À bon macaque bon rat
On le sait, il y a de l'huile de palme partout. On le sait aussi, le palmier à huile ne fait pas que du bien aux écosystèmes des pays tropicaux qui le cultivent, notamment à cause des vilains produits servant à protéger les plantations des ravageurs. Parmi eux, le rat, responsable à lui tout seul de 10% de perte chaque année. Parce qu'il adore boulotter du palmier, le macaque à queue de cochon traîne aussi une sale réputation dans les plantations de Malaisie, mais les recherches d'Anna Holzner et de ses collègues, de l'Institut Max Planck d'anthropologie évolutionnaire de Leipzig, pourraient la dissiper. Non seulement ces singes représentent une nuisance très marginale pour les palmiers – un clan va s'envoyer seulement 0,56% des fruits cultivés sur son territoire –, mais leur appétence pour les rats la compense très largement. Selon les calculs de Holzer et al., un groupe de macaques peut grignoter jusqu'à 3.000 rats par an, soit une belle réduction de 75% de ces ravageurs, et faire passer les dégâts causés par les rongeurs de 10% à 3%. Le gain équivaut au rendement de 406.000 hectares ou 650.000 dollars sonnants et trébuchants. Une découverte qui n'a pas été sans stupéfier les scientifiques, vu qu'ils pensaient le régime du macaque essentiellement frugivore, avec peut-être quelques incartades carnées vers des lézards ou des petits piafs.

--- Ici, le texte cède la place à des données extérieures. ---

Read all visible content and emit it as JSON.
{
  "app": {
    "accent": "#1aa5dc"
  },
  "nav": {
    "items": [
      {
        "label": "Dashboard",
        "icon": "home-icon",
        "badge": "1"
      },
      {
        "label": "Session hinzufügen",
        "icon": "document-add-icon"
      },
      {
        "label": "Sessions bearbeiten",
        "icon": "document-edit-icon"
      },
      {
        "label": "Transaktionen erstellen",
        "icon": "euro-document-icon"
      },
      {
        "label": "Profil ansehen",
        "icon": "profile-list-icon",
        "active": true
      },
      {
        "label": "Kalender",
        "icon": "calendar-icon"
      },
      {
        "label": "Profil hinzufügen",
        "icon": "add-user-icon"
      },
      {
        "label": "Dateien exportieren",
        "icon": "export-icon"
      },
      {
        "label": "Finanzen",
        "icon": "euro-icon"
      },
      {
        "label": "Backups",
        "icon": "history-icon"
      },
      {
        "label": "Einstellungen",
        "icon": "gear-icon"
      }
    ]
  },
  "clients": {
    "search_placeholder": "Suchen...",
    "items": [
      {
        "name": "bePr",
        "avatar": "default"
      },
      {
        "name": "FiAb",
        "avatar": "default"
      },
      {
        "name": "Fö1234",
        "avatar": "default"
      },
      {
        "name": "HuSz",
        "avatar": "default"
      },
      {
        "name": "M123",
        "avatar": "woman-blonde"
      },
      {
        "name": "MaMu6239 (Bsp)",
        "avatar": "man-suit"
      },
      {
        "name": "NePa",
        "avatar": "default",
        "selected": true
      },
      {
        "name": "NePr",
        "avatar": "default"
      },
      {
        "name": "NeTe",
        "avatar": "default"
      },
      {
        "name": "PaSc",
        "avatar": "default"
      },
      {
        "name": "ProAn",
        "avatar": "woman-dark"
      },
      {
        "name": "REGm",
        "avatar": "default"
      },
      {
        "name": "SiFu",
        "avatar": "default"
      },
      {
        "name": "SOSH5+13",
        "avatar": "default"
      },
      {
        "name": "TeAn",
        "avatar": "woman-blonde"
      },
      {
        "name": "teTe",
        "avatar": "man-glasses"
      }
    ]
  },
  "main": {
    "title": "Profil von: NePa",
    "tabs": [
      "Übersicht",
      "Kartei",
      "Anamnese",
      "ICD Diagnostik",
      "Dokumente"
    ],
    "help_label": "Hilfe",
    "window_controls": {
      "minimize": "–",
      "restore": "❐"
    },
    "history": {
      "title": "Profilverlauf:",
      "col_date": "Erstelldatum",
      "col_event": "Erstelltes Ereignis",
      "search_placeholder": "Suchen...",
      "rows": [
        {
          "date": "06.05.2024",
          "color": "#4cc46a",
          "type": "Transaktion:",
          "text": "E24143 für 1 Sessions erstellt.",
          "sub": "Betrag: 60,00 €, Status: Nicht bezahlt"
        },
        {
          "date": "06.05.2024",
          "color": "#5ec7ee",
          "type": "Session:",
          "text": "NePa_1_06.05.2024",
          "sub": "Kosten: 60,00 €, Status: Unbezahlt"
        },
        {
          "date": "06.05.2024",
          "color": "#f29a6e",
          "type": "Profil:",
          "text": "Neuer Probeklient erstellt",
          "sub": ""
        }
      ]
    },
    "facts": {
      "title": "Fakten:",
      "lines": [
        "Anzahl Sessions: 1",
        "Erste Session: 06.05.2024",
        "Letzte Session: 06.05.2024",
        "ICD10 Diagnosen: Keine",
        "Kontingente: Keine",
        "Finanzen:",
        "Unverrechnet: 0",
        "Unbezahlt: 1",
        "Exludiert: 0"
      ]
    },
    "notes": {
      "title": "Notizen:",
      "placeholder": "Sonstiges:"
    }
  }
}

L'un dans l'autre, l'étude a tout d'une bonne nouvelle pour les primates, qu'ils soient à queue de cochon, cultivateurs ou militants écologistes : en collaboration avec des ONG et des entreprises huilières, les chercheurs œuvrent désormais à concevoir de plantations durables où les populations de macaques seront préservées et patrouilleront comme raticides à poils. Une stratégie gagnant-gagnant pour la biodiversité comme pour l'agro-industrie.